Dan Millman pride pride in what you do Vargo Warrior

Pride in what you do leads to Zen?

I came across a music video on YouTube by Vargo which featured some lyrics by my fav spiritual author, Dan Millman. In the song, Warrior, a few of Millman’s comments were woven into the song. One of them I really loved was the one about the man on the Japanese rail line who’s job it was to clean the platforms. Millman says that as he polished the railing, this individual took great pride in how clean he made everything. Here’s a link to the video, the lyrics are great and although I’m not a huge fan of German techno pop I really got into this because of the message:

Millman says that this man looked like a Zen master as he had such focus and pride about what he did that it didn’t make a difference about status. According to Millman this man was no less than an author, teacher, doctor or anyone. This story reminded me of when I was in Nara and stopped into a McDonald’s. Out of curiosity I really wanted to know how an American restaurant would translate into Japanese life. What stood out was that the 16 year old kid behind the counter was very prideful in his work at McDonald’s. He had a strong posture, spoke well and was very respectful. But the way he acted made me want to respect him!

This gets me to thinking about self perception. In America there are certainly prestige levels associated with different lines of work, different communities, even different cars we drive. Reflecting back on my career there are jobs that I felt proud of but I’m not sure I ever felt like that 16 year old Japanese kid. I realize that this is because of my perception. I didn’t have the level of pride that he did. I didn’t polish the railing like the platform cleaner did. Sure I held standards but I never worked like that before. Actually I did when I covered for the director of the Career Transition Center. She was out on leave for a month so I filled in and I really liked what I did. I took great pride in being able to do what I did. That taught me something.

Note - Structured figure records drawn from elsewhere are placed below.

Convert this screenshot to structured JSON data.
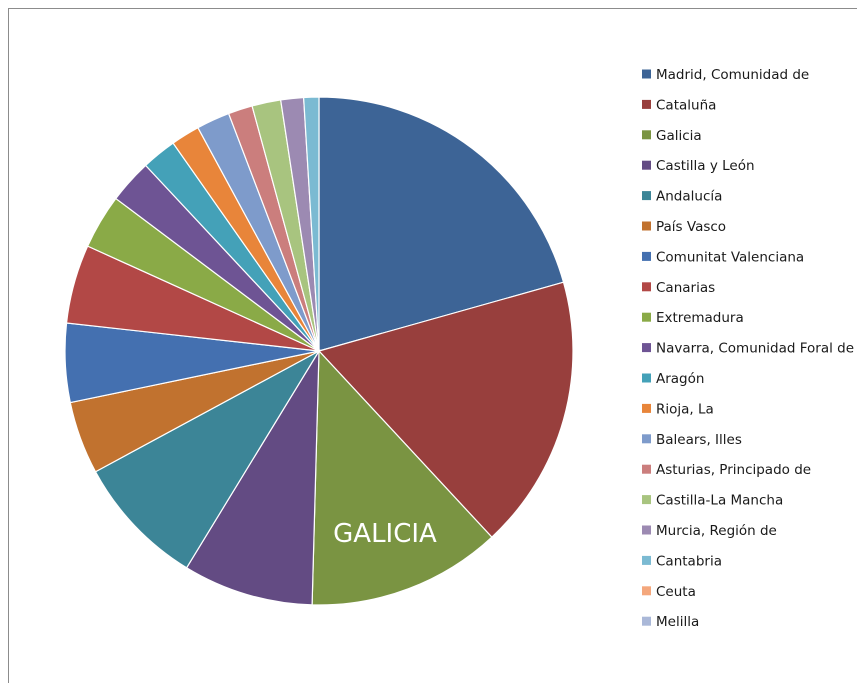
{
  "chart_data": {
    "type": "pie",
    "title": "",
    "categories": [
      "Madrid, Comunidad de",
      "Cataluña",
      "Galicia",
      "Castilla y León",
      "Andalucía",
      "País Vasco",
      "Comunitat Valenciana",
      "Canarias",
      "Extremadura",
      "Navarra, Comunidad Foral de",
      "Aragón",
      "Rioja, La",
      "Balears, Illes",
      "Asturias, Principado de",
      "Castilla-La Mancha",
      "Murcia, Región de",
      "Cantabria",
      "Ceuta",
      "Melilla"
    ],
    "values": [
      21.4,
      18.1,
      12.8,
      8.6,
      8.7,
      4.8,
      5.2,
      5.2,
      3.6,
      2.9,
      2.3,
      1.9,
      2.2,
      1.6,
      1.9,
      1.5,
      1.0,
      0.0,
      0.0
    ],
    "colors": [
      "#3d6496",
      "#983f3d",
      "#7a9442",
      "#634b83",
      "#3c8597",
      "#c1722f",
      "#4470b0",
      "#b24846",
      "#8aaa47",
      "#6e5494",
      "#44a1b8",
      "#e8853a",
      "#7e9bcb",
      "#cb7e7d",
      "#a8c47f",
      "#9c8ab2",
      "#7bbad2",
      "#f4a77c",
      "#aab8d8"
    ],
    "slice_label": "GALICIA",
    "legend_position": "right"
  }
}
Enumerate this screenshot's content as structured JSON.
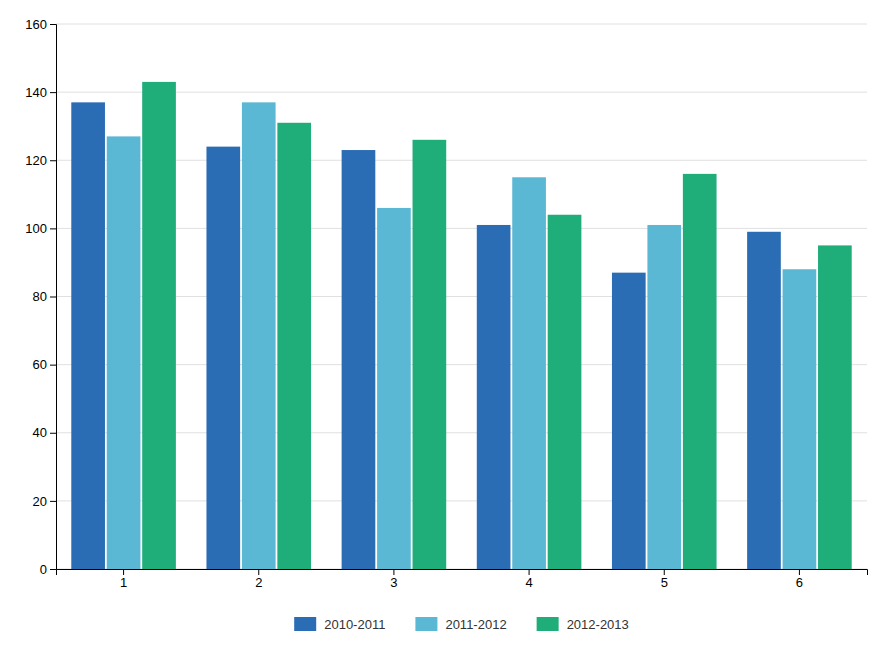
{
  "chart_data": {
    "type": "bar",
    "categories": [
      "1",
      "2",
      "3",
      "4",
      "5",
      "6"
    ],
    "series": [
      {
        "name": "2010-2011",
        "color": "#2B6DB5",
        "values": [
          137,
          124,
          123,
          101,
          87,
          99
        ]
      },
      {
        "name": "2011-2012",
        "color": "#5BB8D4",
        "values": [
          127,
          137,
          106,
          115,
          101,
          88
        ]
      },
      {
        "name": "2012-2013",
        "color": "#1FAD7A",
        "values": [
          143,
          131,
          126,
          104,
          116,
          95
        ]
      }
    ],
    "ylim": [
      0,
      160
    ],
    "yticks": [
      0,
      20,
      40,
      60,
      80,
      100,
      120,
      140,
      160
    ],
    "grid": true,
    "legend": "bottom"
  }
}
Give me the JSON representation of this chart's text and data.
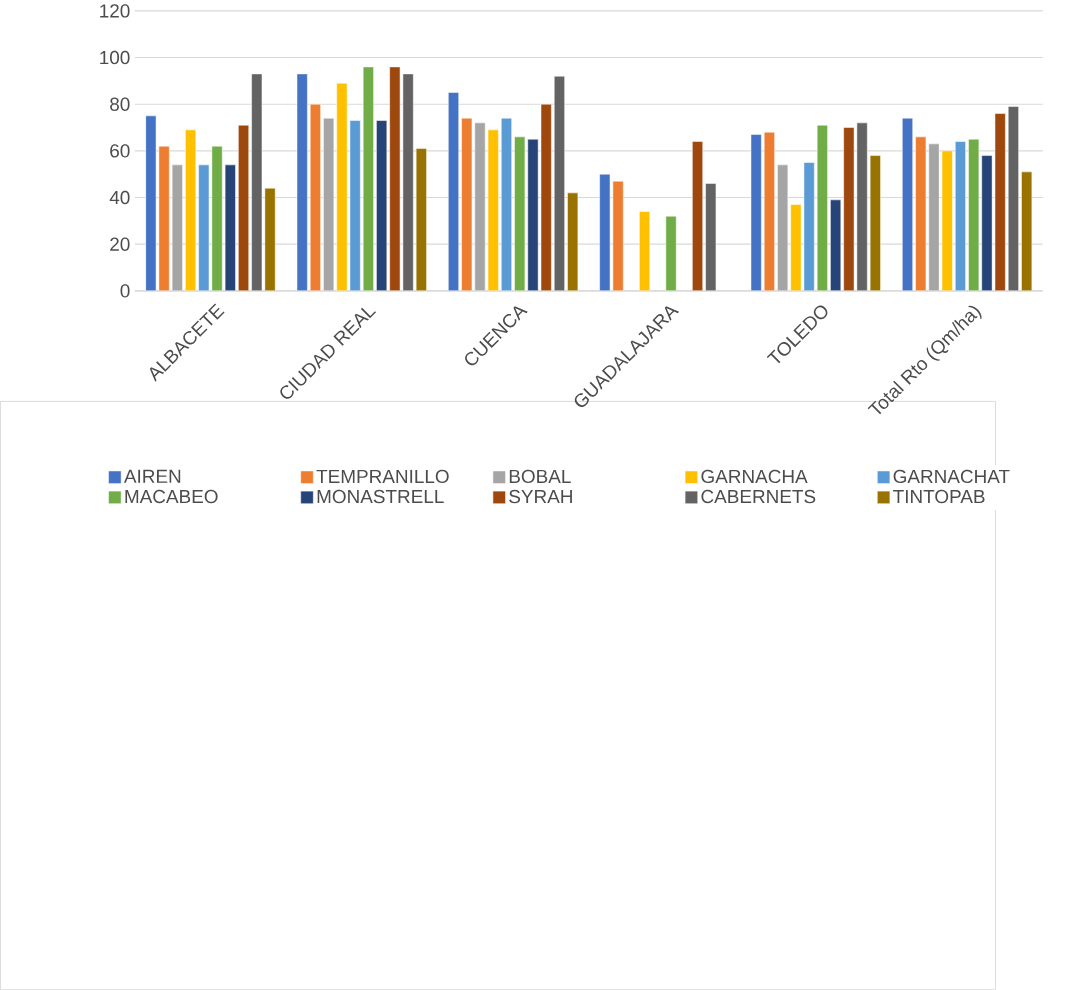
{
  "chart_data": {
    "type": "bar",
    "categories": [
      "ALBACETE",
      "CIUDAD REAL",
      "CUENCA",
      "GUADALAJARA",
      "TOLEDO",
      "Total Rto (Qm/ha)"
    ],
    "series": [
      {
        "name": "AIREN",
        "color": "#4472c4",
        "values": [
          75,
          93,
          85,
          50,
          67,
          74
        ]
      },
      {
        "name": "TEMPRANILLO",
        "color": "#ed7d31",
        "values": [
          62,
          80,
          74,
          47,
          68,
          66
        ]
      },
      {
        "name": "BOBAL",
        "color": "#a5a5a5",
        "values": [
          54,
          74,
          72,
          null,
          54,
          63
        ]
      },
      {
        "name": "GARNACHA",
        "color": "#ffc000",
        "values": [
          69,
          89,
          69,
          34,
          37,
          60
        ]
      },
      {
        "name": "GARNACHAT",
        "color": "#5b9bd5",
        "values": [
          54,
          73,
          74,
          null,
          55,
          64
        ]
      },
      {
        "name": "MACABEO",
        "color": "#70ad47",
        "values": [
          62,
          96,
          66,
          32,
          71,
          65
        ]
      },
      {
        "name": "MONASTRELL",
        "color": "#264478",
        "values": [
          54,
          73,
          65,
          null,
          39,
          58
        ]
      },
      {
        "name": "SYRAH",
        "color": "#9e480e",
        "values": [
          71,
          96,
          80,
          64,
          70,
          76
        ]
      },
      {
        "name": "CABERNETS",
        "color": "#636363",
        "values": [
          93,
          93,
          92,
          46,
          72,
          79
        ]
      },
      {
        "name": "TINTOPAB",
        "color": "#997300",
        "values": [
          44,
          61,
          42,
          null,
          58,
          51
        ]
      }
    ],
    "ylim": [
      0,
      120
    ],
    "yticks": [
      0,
      20,
      40,
      60,
      80,
      100,
      120
    ],
    "grid": "y",
    "legend": "bottom"
  }
}
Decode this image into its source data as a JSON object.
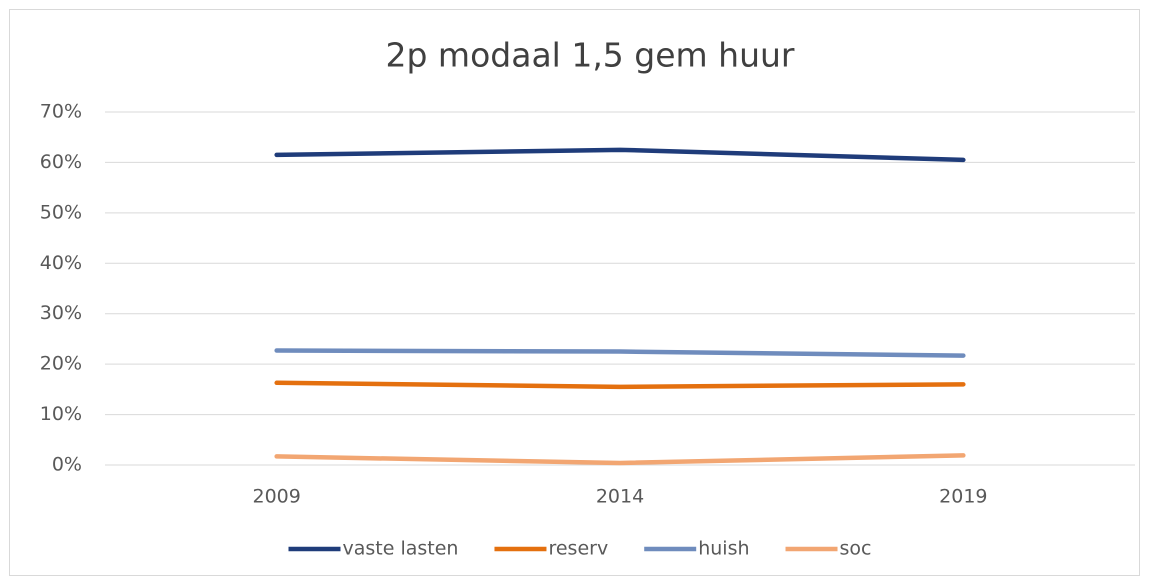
{
  "chart_data": {
    "type": "line",
    "title": "2p modaal 1,5 gem huur",
    "categories": [
      "2009",
      "2014",
      "2019"
    ],
    "series": [
      {
        "name": "vaste lasten",
        "color": "#1f3c7a",
        "values": [
          61.5,
          62.5,
          60.5
        ]
      },
      {
        "name": "reserv",
        "color": "#e4700f",
        "values": [
          16.3,
          15.5,
          16
        ]
      },
      {
        "name": "huish",
        "color": "#6f8cbd",
        "values": [
          22.7,
          22.5,
          21.7
        ]
      },
      {
        "name": "soc",
        "color": "#f2a672",
        "values": [
          1.7,
          0.4,
          1.9
        ]
      }
    ],
    "ylim": [
      0,
      70
    ],
    "yticks": [
      {
        "value": 0,
        "label": "0%"
      },
      {
        "value": 10,
        "label": "10%"
      },
      {
        "value": 20,
        "label": "20%"
      },
      {
        "value": 30,
        "label": "30%"
      },
      {
        "value": 40,
        "label": "40%"
      },
      {
        "value": 50,
        "label": "50%"
      },
      {
        "value": 60,
        "label": "60%"
      },
      {
        "value": 70,
        "label": "70%"
      }
    ],
    "grid": true,
    "legend": "bottom"
  }
}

I realize I can put my best into anything I do. My sense of pride comes from me alone, not what some group of people tries to associate a level of prestige. If I keep in touch with myself in how I feel, rather than how others will try to make me feel then I will stay balanced. I will also stay in control of my life more! Think about how wonderful it would be to maintain control of your life without others dictating! It is sweet let me tell you, and a wonderful lesson in Zen for me.

So if you’re going to do something, do it only the way you can. Put yourself into it, pour your heart into it. When you do you will do much better, and only the job that you can do. No one else will be able to match. So, are you ready to be great at what you do?